The most important source of polarization in California politics is the ideological divide between supporters of the two major parties. ... . In both California and the nation, ideological polarization [has] increased considerably [since the 1970s], but it has always been greater in California. That’s because while California Republicans are as conservative as Republicans in the rest of the country, California Democrats are considerably more liberal than Democrats in the rest of the country.

The ideological divide between the two parties in California is exacerbated by the fact that supporters of each party are concentrated in different geographic regions of the state. The largest metropolitan areas of the state, Los Angeles County and the San Francisco Bay Area, are overwhelmingly Democratic while the few pockets of Republican strength are found in some of the outer suburban areas of southern California as well as small towns and rural sections of the state.

Contrary to popular belief, gerrymandering has had very little to do with the increase in one-party domination of California’s congressional and state legislative districts in recent years. California’s 58 counties, whose boundaries have not changed, have also exhibited a trend toward one-party domination. Thus, in the 1976 presidential election, the difference between Jimmy Carter and Gerald Ford was less than 10 percentage points in 45 of counties with two-thirds of the state’s voters and more than 20 points in only two counties with less than 10 percent of the state’s voters. In contrast, in the 2008 presidential election, the difference between Barack Obama and John McCain was less than 10 percentage points in only 12 counties with less than a quarter of the state’s voters and more than 20 points in 25 counties with more than half of the state’s voters.
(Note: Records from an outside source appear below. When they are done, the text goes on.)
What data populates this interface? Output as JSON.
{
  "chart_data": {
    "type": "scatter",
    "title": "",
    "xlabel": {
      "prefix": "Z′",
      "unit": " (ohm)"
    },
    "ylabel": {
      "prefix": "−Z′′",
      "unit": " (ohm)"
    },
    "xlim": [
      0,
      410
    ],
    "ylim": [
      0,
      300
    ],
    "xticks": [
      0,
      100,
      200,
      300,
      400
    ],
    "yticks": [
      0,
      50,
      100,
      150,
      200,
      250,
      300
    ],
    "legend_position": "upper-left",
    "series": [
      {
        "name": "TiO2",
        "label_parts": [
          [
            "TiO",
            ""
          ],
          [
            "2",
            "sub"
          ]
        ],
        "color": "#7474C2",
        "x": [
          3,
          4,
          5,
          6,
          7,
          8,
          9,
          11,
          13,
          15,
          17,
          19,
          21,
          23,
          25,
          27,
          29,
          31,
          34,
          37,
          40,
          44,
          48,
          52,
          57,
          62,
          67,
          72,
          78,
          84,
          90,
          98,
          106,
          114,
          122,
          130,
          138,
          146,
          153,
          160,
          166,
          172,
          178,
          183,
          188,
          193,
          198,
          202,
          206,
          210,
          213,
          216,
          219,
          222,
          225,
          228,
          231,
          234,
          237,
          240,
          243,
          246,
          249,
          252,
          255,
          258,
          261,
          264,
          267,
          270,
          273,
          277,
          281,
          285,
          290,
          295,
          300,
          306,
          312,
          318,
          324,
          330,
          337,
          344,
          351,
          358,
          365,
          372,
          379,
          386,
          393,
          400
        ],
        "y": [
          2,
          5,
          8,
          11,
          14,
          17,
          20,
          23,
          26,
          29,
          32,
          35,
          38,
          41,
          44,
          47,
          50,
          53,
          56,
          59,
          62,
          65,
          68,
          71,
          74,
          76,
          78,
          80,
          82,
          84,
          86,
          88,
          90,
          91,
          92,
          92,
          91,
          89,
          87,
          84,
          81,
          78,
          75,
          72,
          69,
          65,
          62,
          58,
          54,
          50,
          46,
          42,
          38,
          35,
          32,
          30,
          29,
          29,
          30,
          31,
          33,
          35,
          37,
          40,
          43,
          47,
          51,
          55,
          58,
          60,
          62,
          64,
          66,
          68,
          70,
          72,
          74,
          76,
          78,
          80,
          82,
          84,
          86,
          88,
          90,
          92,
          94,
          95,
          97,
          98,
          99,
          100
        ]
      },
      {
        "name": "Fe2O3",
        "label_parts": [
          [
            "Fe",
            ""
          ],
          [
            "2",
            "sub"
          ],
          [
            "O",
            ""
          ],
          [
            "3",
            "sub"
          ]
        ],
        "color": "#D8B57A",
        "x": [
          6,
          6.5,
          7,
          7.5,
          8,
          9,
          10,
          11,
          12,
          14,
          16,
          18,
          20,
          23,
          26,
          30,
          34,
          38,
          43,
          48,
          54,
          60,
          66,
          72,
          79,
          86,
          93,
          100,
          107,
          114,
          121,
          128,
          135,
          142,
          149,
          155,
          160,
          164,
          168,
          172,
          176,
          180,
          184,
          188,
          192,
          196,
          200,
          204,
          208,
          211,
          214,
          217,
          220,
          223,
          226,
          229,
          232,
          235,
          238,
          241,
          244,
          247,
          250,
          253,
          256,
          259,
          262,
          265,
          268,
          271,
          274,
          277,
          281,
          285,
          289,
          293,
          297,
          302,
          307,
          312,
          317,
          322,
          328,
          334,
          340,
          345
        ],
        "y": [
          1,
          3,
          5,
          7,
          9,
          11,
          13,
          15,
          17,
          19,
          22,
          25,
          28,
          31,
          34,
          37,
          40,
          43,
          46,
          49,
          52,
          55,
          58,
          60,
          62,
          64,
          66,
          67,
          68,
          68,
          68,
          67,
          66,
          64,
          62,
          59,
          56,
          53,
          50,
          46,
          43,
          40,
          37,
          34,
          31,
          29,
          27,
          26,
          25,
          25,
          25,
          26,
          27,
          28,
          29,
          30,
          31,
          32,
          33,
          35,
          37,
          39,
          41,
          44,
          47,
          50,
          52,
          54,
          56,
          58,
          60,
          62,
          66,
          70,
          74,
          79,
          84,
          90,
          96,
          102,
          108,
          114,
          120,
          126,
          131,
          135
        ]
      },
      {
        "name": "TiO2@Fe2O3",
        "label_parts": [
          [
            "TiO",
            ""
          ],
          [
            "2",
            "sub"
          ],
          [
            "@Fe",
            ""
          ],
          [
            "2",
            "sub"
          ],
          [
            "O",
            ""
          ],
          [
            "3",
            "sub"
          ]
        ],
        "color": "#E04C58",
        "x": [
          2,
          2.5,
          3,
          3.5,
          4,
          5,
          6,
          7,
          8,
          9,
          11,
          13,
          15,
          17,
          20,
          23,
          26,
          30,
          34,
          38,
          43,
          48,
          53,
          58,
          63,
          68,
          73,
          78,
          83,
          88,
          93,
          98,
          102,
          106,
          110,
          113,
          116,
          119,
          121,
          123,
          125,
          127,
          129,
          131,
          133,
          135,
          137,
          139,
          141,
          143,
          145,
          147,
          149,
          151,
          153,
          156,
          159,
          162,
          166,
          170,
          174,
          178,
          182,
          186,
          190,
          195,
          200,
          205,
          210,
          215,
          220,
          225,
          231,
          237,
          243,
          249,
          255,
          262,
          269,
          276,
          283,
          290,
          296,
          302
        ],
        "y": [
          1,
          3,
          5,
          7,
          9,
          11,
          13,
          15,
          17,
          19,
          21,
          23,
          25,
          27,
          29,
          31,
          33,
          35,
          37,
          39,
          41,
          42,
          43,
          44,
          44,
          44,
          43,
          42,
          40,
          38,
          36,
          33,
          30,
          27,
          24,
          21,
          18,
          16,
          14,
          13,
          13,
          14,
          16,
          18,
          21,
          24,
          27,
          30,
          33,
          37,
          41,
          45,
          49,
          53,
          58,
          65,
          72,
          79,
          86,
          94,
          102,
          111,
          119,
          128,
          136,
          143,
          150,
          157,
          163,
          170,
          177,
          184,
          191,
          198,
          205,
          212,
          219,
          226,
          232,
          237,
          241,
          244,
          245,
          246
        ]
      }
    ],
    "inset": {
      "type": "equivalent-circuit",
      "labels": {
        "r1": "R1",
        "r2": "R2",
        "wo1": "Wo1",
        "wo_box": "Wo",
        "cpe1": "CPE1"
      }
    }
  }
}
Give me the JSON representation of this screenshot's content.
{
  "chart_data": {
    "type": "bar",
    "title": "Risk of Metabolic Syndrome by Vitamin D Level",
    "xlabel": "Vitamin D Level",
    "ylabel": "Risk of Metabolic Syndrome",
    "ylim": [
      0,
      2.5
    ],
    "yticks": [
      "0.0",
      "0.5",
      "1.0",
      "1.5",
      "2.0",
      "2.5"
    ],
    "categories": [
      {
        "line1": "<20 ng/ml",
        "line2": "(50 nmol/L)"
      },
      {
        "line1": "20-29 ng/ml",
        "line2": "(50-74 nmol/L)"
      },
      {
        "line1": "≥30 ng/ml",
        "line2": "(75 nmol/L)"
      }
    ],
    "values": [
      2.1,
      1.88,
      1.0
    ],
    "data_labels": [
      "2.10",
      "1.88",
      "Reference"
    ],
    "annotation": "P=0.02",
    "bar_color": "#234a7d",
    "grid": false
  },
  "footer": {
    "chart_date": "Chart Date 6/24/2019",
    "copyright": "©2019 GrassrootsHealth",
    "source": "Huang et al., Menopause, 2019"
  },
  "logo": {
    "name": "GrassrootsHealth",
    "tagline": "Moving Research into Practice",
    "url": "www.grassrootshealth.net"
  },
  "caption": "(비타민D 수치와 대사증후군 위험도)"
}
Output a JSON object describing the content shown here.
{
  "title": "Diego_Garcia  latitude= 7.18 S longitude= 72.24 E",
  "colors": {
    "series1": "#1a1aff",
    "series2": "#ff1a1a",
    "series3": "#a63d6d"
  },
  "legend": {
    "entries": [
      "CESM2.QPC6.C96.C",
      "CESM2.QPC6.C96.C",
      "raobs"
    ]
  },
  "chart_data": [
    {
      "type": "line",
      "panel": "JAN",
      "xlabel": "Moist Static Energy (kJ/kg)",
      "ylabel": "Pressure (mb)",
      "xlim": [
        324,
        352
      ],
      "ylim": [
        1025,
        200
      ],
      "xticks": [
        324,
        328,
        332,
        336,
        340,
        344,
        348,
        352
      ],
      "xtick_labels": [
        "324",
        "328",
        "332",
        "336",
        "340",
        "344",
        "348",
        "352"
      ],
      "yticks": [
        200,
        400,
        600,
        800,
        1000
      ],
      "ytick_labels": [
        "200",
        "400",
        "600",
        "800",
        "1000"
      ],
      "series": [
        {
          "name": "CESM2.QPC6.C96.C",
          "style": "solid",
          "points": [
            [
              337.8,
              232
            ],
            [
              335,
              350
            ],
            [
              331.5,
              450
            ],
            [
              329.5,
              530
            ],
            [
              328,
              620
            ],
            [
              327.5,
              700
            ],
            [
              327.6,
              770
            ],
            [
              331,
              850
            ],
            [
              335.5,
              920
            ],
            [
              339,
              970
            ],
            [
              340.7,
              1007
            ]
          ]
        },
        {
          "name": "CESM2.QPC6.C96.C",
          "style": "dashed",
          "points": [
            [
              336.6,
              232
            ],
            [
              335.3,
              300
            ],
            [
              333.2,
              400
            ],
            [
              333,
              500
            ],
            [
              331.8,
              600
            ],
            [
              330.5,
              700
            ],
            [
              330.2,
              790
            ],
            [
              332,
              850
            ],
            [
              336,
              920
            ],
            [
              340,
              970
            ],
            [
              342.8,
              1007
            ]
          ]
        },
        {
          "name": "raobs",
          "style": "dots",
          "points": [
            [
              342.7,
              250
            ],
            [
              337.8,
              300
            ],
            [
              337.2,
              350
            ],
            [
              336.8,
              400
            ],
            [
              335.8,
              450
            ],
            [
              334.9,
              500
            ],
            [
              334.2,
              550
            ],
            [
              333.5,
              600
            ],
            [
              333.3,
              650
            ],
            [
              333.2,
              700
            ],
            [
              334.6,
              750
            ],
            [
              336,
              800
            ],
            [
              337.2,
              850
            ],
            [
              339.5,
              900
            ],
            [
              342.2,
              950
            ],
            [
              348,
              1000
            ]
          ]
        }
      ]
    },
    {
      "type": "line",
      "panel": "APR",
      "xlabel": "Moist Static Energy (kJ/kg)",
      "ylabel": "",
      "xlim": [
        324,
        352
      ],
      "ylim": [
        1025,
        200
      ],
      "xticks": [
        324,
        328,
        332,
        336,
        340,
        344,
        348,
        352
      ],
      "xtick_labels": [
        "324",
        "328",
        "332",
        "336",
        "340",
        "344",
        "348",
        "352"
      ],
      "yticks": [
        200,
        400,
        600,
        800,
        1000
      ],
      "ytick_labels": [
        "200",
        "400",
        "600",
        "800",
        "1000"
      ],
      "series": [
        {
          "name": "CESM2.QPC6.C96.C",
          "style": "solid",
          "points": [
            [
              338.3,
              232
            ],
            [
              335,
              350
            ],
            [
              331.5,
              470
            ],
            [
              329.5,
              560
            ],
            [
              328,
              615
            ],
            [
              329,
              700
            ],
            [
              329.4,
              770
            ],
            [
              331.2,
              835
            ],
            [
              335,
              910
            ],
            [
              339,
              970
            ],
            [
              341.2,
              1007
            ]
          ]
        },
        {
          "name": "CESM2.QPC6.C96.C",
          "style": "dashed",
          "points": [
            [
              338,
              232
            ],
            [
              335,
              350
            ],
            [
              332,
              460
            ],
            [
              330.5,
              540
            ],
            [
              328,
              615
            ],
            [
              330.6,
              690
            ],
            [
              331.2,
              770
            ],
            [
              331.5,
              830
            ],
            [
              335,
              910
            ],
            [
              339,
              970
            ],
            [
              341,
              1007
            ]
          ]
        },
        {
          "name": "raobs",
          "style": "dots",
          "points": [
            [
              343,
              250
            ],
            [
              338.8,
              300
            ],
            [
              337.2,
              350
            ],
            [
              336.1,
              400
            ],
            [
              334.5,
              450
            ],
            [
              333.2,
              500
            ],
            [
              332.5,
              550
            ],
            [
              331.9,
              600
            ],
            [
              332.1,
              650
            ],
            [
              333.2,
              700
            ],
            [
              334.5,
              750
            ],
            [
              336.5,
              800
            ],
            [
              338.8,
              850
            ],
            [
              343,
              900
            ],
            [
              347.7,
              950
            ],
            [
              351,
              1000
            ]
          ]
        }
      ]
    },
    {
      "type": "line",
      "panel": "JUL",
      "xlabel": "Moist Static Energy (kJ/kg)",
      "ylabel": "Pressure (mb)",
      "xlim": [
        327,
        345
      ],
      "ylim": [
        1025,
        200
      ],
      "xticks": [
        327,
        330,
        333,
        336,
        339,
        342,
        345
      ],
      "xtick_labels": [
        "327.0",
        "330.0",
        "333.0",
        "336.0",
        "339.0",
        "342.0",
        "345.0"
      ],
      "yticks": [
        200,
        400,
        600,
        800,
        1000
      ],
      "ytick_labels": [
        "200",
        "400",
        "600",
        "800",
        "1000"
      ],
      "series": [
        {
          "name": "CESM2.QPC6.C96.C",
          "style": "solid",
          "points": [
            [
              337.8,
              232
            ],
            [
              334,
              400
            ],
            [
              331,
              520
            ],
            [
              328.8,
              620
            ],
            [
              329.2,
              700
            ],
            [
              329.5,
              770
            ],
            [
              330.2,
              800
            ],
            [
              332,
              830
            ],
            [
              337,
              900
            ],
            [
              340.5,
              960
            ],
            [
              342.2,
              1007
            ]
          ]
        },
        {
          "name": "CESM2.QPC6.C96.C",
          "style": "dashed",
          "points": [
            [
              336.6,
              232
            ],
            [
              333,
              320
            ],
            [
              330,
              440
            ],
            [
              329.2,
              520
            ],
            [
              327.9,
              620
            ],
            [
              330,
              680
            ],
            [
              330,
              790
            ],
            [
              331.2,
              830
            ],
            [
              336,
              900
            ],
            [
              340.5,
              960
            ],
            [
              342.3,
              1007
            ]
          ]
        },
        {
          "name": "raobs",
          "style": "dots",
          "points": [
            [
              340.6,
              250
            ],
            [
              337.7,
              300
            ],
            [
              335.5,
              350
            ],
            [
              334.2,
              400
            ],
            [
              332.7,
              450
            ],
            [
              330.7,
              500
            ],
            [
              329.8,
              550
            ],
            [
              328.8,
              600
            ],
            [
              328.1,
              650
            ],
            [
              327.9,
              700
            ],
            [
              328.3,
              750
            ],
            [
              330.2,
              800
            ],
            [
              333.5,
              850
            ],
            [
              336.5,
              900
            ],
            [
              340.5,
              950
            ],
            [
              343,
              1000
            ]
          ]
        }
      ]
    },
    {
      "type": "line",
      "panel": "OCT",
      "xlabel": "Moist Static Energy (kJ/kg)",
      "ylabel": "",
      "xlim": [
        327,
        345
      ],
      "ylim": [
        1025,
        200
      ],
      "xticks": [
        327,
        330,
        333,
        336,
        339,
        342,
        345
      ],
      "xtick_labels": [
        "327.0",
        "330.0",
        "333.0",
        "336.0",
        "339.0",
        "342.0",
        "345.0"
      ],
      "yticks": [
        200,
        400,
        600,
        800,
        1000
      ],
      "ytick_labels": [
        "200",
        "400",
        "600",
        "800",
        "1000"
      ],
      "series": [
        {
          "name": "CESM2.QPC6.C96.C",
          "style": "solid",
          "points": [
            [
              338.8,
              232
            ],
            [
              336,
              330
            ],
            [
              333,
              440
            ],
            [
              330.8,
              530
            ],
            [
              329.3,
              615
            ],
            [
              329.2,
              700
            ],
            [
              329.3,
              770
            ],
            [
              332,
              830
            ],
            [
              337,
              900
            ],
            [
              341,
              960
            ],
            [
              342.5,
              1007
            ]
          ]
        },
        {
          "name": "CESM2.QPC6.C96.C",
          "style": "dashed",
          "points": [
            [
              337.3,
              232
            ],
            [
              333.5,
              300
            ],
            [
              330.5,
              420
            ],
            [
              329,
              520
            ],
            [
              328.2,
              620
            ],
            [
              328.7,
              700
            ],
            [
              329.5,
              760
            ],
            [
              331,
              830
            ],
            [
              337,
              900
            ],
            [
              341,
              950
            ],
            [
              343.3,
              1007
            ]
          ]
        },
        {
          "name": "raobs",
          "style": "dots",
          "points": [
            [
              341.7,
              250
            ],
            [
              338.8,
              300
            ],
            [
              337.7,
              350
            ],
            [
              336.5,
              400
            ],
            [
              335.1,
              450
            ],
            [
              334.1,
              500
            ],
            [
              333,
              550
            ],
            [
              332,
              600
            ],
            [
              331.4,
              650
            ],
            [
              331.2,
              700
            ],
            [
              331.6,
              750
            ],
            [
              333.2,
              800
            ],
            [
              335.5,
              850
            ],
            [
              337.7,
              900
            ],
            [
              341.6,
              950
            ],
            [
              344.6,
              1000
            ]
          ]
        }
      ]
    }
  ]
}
The “top two” primary system is not going to change the realities of partisan polarization and one-party domination of large areas of California. Given the sharp ideological divide between Democratic and Republican voters, liberal Democrats will continue to dominate elections in Democratic regions of the state and conservative Republicans will continue to dominate elections in Republican regions of the state.

That’s exactly what has happened in the one state that has implemented a “top two” primary system. In Washington, which began using the new system in 2008, the electoral consequences were minimal. In all 9 of the state’s congressional districts the open primary produced a general election runoff between the Democratic or Republican incumbent and a challenger from the opposing party and in all 9 general election contests the incumbent was victorious. And based on the winners’ voting records in the 111th Congress, the new primary system has had no effect on partisan polarization—the gap between the state’s Democratic and Republican representatives was just as large in the current Congress as it was in the previous one. Expect the same results in California. [NOTE: Louisiana has had a similar system since the 1970s. The main difference is that Louisiana does not have a runoff if someone gets 50-plus percent in the first round. In Washington and California, however, there will always be a runoff.]